Ce roman rentre apparemment dans le genre du clockpunk, soit une fantasy qui s’inspire de l’époque de la Renaissance. On retrouve à la fois le milieu universitaire avec cette École pour riches intellectuels où l’on débat philosophie, et le milieu des artisans et ouvriers qui font vivre Korost. J’ai trouvé cela ingénieux que les matières premières inventées par l’auteur (l’arnoire aux propriétés merveilleuses, la charbine qui encrasse les ongles des verriers…) se retrouvent au cœur des bouleversements sociaux qui auront lieu dans la ville.

 

Un plafond de verre… au sens figuré

 

Parlons-en, donc, des enjeux politiques et sociaux de Korost.
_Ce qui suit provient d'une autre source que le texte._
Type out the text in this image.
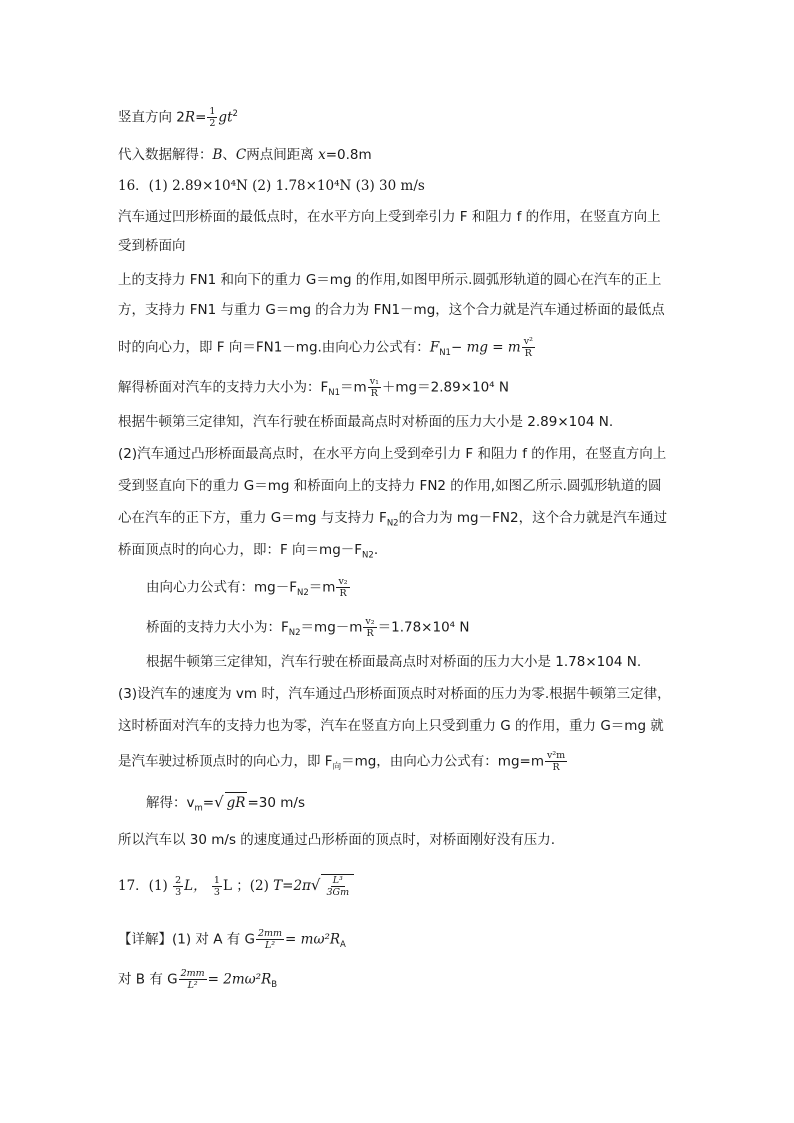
竖直方向 $2R= \frac{1}{2} gt^2$
代入数据解得：B、C两点间距离 x=0.8m
16．(1) 2.89×10⁴N (2) 1.78×10⁴N (3) 30 m/s
汽车通过凹形桥面的最低点时，在水平方向上受到牵引力 F 和阻力 f 的作用，在竖直方向上
受到桥面向
上的支持力 FN1 和向下的重力 G＝mg 的作用,如图甲所示.圆弧形轨道的圆心在汽车的正上
方，支持力 FN1 与重力 G＝mg 的合力为 FN1－mg，这个合力就是汽车通过桥面的最低点
时的向心力，即 F 向＝FN1－mg.由向心力公式有：$F_{N1}-$ mg = m $\frac{\text{v²}}{R}$
解得桥面对汽车的支持力大小为：$F_{N1}=m \frac{\text{v₁}}{R} +mg=2.89\times 10^4$ N
根据牛顿第三定律知，汽车行驶在桥面最高点时对桥面的压力大小是 2.89×104 N.
(2)汽车通过凸形桥面最高点时，在水平方向上受到牵引力 F 和阻力 f 的作用，在竖直方向上
受到竖直向下的重力 G＝mg 和桥面向上的支持力 FN2 的作用,如图乙所示.圆弧形轨道的圆
心在汽车的正下方，重力 G＝mg 与支持力 $F_{N2}$的合力为 mg－FN2，这个合力就是汽车通过
桥面顶点时的向心力，即：F 向$=mg-F_{N2}$.
由向心力公式有：$mg-F_{N2}=m \frac{\text{v₂}}{R}$
桥面的支持力大小为：$F_{N2}=mg-m \frac{\text{v₂}}{R} =1.78\times 10^4$ N
根据牛顿第三定律知，汽车行驶在桥面最高点时对桥面的压力大小是 1.78×104 N.
(3)设汽车的速度为 vm 时，汽车通过凸形桥面顶点时对桥面的压力为零.根据牛顿第三定律，
这时桥面对汽车的支持力也为零，汽车在竖直方向上只受到重力 G 的作用，重力 G＝mg 就
是汽车驶过桥顶点时的向心力，即 $F_向=mg$，由向心力公式有：$mg=m \frac{\text{v²m}}{R}$
解得：$v_m=√$ gR =30 m/s
所以汽车以 30 m/s 的速度通过凸形桥面的顶点时，对桥面刚好没有压力.
17．$(1) \frac{2}{3}$ L， $\frac{1}{3}$ L ；(2) $T=2\pi√ \frac{\text{L³}}{3Gm}$
【详解】(1) 对 A 有 G $\frac{2mm}{\text{L²}} = m\omega^2R_A$
对 B 有 G $\frac{2mm}{\text{L²}} = 2m\omega^2R_B$
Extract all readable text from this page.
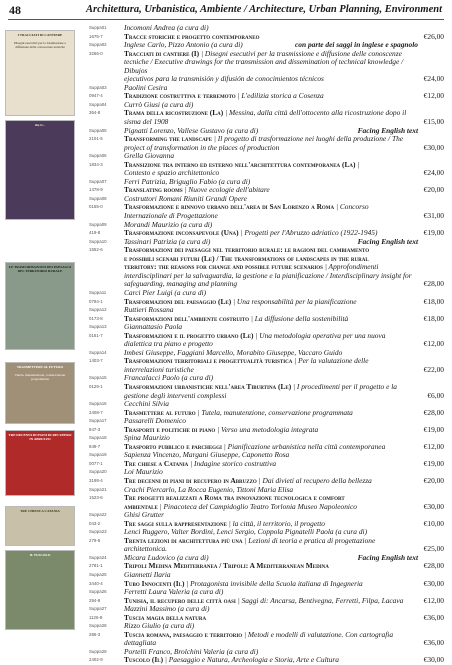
48	Architettura, Urbanistica, Ambiente / Architecture, Urban Planning, Environment
I TRACCIATI DI CANTIERE
Disegni esecutivi per la trasmissione e diffusione delle conoscenze tecniche
the tr...
LE TRASFORMAZIONI DEI PAESAGGI DEL TERRITORIO RURALE
TRASMETTERE AL FUTURO
Tutela, manutenzione, conservazione programmata
TRE DECENNI DI PIANI DI RECUPERO IN ABRUZZO
TRE CHIESE A CATANIA
IL TUSCOLO
Suppa01	Incomoni Andrea (a cura di)
1675-7	Tracce storiche e progetto contemporaneo	€26,00
Suppa02	Inglese Carlo, Pizzo Antonio (a cura di)	con parte dei saggi in inglese e spagnolo
3266-0	Tracciati di cantiere (I) | Disegni esecutivi per la trasmissione e diffusione delle conoscenze
tecniche / Executive drawings for the transmission and dissemination of technical knowledge / Dibujos
ejecutivos para la transmisión y difusión de conocimientos técnicos	€24,00
Suppa03	Paolini Cesira
0947-4	Tradizione costruttiva e terremoto | L'edilizia storica a Cosenza	€12,00
Suppa04	Currò Giusi (a cura di)
364-8	Trama della ricostruzione (La) | Messina, dalla città dell'ottocento alla ricostruzione dopo il
sisma del 1908	€15,00
Suppa05	Pignatti Lorenzo, Vallese Gustavo (a cura di)	Facing English text
2101-5	Transforming the landscape | Il progetto di trasformazione nei luoghi della produzione / The
project of transformation in the places of production	€30,00
Suppa06	Grella Giovanna
1834-3	Transizione tra interno ed esterno nell'architettura contemporanea (La) |
Contesto e spazio architettonico	€24,00
Suppa07	Ferri Patrizia, Briguglio Fabio (a cura di)
1478-9	Translating rooms | Nuove ecologie dell'abitare	€20,00
Suppa08	Costruttori Romani Riuniti Grandi Opere
0155-0	Trasformazione e rinnovo urbano dell'area di San Lorenzo a Roma | Concorso
Internazionale di Progettazione	€31,00
Suppa09	Morandi Maurizio (a cura di)
419-8	Trasformazione inconsapevole (Una) | Progetti per l'Abruzzo adriatico (1922-1945)	€19,00
Suppa10	Tassinari Patrizia (a cura di)	Facing English text
1552-6	Trasformazioni dei paesaggi nel territorio rurale: le ragioni del cambiamento
e possibili scenari futuri (Le) / The transformations of landscapes in the rural
territory: the reasons for change and possible future scenarios | Approfondimenti
interdisciplinari per la salvaguardia, la gestione e la pianificazione / Interdisciplinary insight for
safeguarding, managing and planning	€28,00
Suppa11	Carci Pier Luigi (a cura di)
0794-1	Trasformazioni del paesaggio (Le) | Una responsabilità per la pianificazione	€18,00
Suppa12	Ruttieri Rossana
0173-8	Trasformazioni dell'ambiente costruito | La diffusione della sostenibilità	€18,00
Suppa13	Giannattasio Paola
0161-7	Trasformazioni e il progetto urbano (Le) | Una metodologia operativa per una nuova
dialettica tra piano e progetto	€12,00
Suppa14	Imbesi Giuseppe, Faggiani Marcello, Morabito Giuseppe, Vaccaro Guido
1403-7	Trasformazioni territoriali e progettualità turistica | Per la valutazione delle
interrelazioni turistiche	€22,00
Suppa15	Francalacci Paolo (a cura di)
0129-1	Trasformazioni urbanistiche nell'area Tiburtina (Le) | I procedimenti per il progetto e la
gestione degli interventi complessi	€6,00
Suppa16	Cecchini Silvia
2408-7	Trasmettere al futuro | Tutela, manutenzione, conservazione programmata	€28,00
Suppa17	Passarelli Domenico
847-3	Trasporti e politiche di piano | Verso una metodologia integrata	€19,00
Suppa18	Spina Maurizio
849-7	Trasporto pubblico e parcheggi | Pianificazione urbanistica nella città contemporanea	€12,00
Suppa19	Sapienza Vincenzo, Margani Giuseppe, Caponetto Rosa
0077-1	Tre chiese a Catania | Indagine storico costruttiva	€19,00
Suppa20	Loi Maurizio
3198-4	Tre decenni di piani di recupero in Abruzzo | Dai divieti al recupero della bellezza	€20,00
Suppa21	Crachi Piercarlo, La Rocca Eugenio, Tittoni Maria Elisa
1523-6	Tre progetti realizzati a Roma tra innovazione tecnologica e comfort
ambientale | Pinacoteca del Campidoglio Teatro Torlonia Museo Napoleonico	€30,00
Suppa22	Ghisi Grutter
043-2	Tre saggi sulla rappresentazione | la città, il territorio, il progetto	€10,00
Suppa23	Lenci Ruggero, Valter Bordini, Lenci Sergio, Coppola Pignatelli Paola (a cura di)
279-5	Trenta lezioni di architettura più una | Lezioni di teoria e pratica di progettazione
architettonica.	€25,00
Suppa24	Micara Ludovico (a cura di)	Facing English text
2781-1	Tripoli Medina Mediterranea / Tripoli: A Mediterranean Medina	€28,00
Suppa25	Giannetti Ilaria
3440-4	Tubo Innocenti (Il) | Protagonista invisibile della Scuola italiana di Ingegneria	€30,00
Suppa26	Ferretti Laura Valeria (a cura di)
294-8	Tunisia, il recupero delle città oasi | Saggi di: Ancarsa, Bentivegna, Ferretti, Filpa, Lacava	€12,00
Suppa27	Mazzini Massimo (a cura di)
1126-9	Tuscia magia della natura	€36,00
Suppa28	Rizzo Giulio (a cura di)
286-3	Tuscia romana, paesaggio e territorio | Metodi e modelli di valutazione. Con cartografia dettagliata	€36,00
Suppa29	Portelli Franco, Brolchini Valeria (a cura di)
2402-9	Tuscolo (Il) | Paesaggio e Natura, Archeologia e Storia, Arte e Cultura	€30,00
Au vu du titre, je m’imaginais une ville véritablement surmontée d’une cloche de verre ; mais non, l’expression est bien à prendre au sens figuré. Ce plafond de verre, c’est cette barrière entre les riches forgiers et les pauvres verriers.

 

Ce monde, pensé jusque dans les moindre détails, fait finalement écho au nôtre par sa dimension politique. On traite de guerres et de lutte des classes, pour en arriver à cette conclusion : une révolution ne se fait pas en un jour. L’histoire ne se termine pas bien ni mal, elle nous prouve simplement que les “gentils” ne gagnent pas à tous les coups. Une “tragédie épique”, pour reprendre les mots de l’éditeur.

 

Pour en arriver à cette fin percutante, j’admets que les 600 pages qui composent ce livre m’ont paru longues. Les descriptions de lieux et d’événements historiques prennent parfois trop le pas sur les personnages. Malgré tout, j’ai apprécié suivre leur évolution et leurs péripéties quand l’intrigue s’accélérait. Je retiendrai Istven, l’étudiant défavorisé mais qui restera droit dans ses bottes jusqu’au bout, ainsi que la relation qui unit Katlik à Attel, son frère décédé qu’elle réapprend à connaître en enquêtant sur son passé.